Looks like KotlinModule adds convenience methods addSerializer() that uses SimpleModule under the hood.

But as I said a few times, SimpleModule is not designed to work with parametric types.

Please instead implement Module that registers custom Deserializers wherein callback gets full JavaType and you can extract type information you need. This works better than trying to add static mapping.

pgoodwin commented 3 years ago

That's what I did: I instrumented the KotlinModule with my own JavaTypeDeserializers object which uses JavaType, but there's no way to pass the JavaType to the Deserializer at run time, so I still have to register a different Deserializer for each unique combination of type parameters. It's this support for parameterized types that I'm asking for with this feature.

cowtowncoder commented 3 years ago

No, I don't think that makes sense: you should construct deserializer with JavaType passed when asking for one to be constructed. It is simple to do and avoids rest of the system having to carry through information that may or (more often) may not be needed -- most deserializers are not registered for different types.

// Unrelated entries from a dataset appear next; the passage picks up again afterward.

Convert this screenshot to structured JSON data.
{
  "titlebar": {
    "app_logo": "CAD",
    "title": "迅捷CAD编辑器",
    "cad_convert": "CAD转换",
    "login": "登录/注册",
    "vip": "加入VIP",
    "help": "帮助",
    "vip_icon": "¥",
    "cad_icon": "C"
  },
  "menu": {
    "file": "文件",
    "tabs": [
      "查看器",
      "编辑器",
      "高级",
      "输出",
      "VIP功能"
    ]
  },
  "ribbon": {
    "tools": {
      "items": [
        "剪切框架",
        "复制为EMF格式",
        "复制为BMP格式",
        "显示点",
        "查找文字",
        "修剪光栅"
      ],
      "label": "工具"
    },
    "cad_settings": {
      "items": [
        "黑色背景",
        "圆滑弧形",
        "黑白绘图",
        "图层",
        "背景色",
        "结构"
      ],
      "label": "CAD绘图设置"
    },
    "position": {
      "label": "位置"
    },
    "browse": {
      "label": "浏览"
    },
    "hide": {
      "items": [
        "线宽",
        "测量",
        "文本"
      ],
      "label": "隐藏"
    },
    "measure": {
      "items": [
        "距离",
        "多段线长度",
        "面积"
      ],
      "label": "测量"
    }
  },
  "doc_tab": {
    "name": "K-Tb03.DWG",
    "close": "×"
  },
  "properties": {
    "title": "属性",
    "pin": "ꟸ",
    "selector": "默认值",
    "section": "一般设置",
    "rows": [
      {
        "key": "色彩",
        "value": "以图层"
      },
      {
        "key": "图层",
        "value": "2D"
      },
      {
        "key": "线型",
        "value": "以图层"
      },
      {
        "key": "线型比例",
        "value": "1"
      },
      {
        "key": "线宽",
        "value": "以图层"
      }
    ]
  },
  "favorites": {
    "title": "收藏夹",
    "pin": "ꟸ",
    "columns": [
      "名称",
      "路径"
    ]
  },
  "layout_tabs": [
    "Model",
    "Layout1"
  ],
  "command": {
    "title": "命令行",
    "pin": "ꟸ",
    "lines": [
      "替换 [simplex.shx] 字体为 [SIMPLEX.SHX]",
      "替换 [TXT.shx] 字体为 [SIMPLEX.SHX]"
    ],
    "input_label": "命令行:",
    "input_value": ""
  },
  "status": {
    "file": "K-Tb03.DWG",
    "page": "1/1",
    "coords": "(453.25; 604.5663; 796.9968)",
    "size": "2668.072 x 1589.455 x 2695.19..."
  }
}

pgoodwin commented 3 years ago

Let me see if I understand what you're saying: if I have a parameterized type like Result<V,E> and I want to be able to use it with a bunch of separate types then it make sense for me to register a separate deserializer instance for each one. So maybe I'd have some different kinds of results like Person, Location, Product, Price. And I might have some different kinds of errors that I might want to report like, NotFound, Forbidden, Timeout, InternalError. So then I'd register deserializers for every combination: Result<Person, NotFound>, Result<Person, Forbidden>, Result<Person, Timeout>, Result<Person, InternalError>, Result<Location, NotFound>, etc... for all 16 possibilities? It's definitely possible to do, I just thought it would be valuable to be able to register a single deserializer that could handle every possible combination no matter how many there are.

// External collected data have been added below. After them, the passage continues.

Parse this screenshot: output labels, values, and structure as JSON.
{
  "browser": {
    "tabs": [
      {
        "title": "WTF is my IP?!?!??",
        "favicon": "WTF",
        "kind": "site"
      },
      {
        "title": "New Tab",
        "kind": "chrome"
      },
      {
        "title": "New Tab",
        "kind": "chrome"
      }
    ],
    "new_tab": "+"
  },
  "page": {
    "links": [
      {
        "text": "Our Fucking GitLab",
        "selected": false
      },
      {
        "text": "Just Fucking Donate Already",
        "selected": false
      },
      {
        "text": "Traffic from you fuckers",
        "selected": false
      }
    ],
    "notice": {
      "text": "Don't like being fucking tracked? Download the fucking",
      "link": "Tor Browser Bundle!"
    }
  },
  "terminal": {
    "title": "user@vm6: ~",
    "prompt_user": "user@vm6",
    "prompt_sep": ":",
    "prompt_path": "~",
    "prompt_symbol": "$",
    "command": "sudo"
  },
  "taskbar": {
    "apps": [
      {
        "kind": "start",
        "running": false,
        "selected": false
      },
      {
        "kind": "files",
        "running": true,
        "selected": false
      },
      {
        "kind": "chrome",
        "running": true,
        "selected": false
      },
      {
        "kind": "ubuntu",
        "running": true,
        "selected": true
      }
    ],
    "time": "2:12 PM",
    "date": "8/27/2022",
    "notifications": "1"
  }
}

cowtowncoder commented 3 years ago

The way callbacks work is that you create specific deserializers on demand -- and yes, you will end up with all permutations, potentially. This is how system handles for CollectionDeserializer, MapDeserializer, array deserializers (and similarly for serializers).

That is the fundamental design of the system; it is expected that (de)serializer knows type it is being used for when constructed and initialized.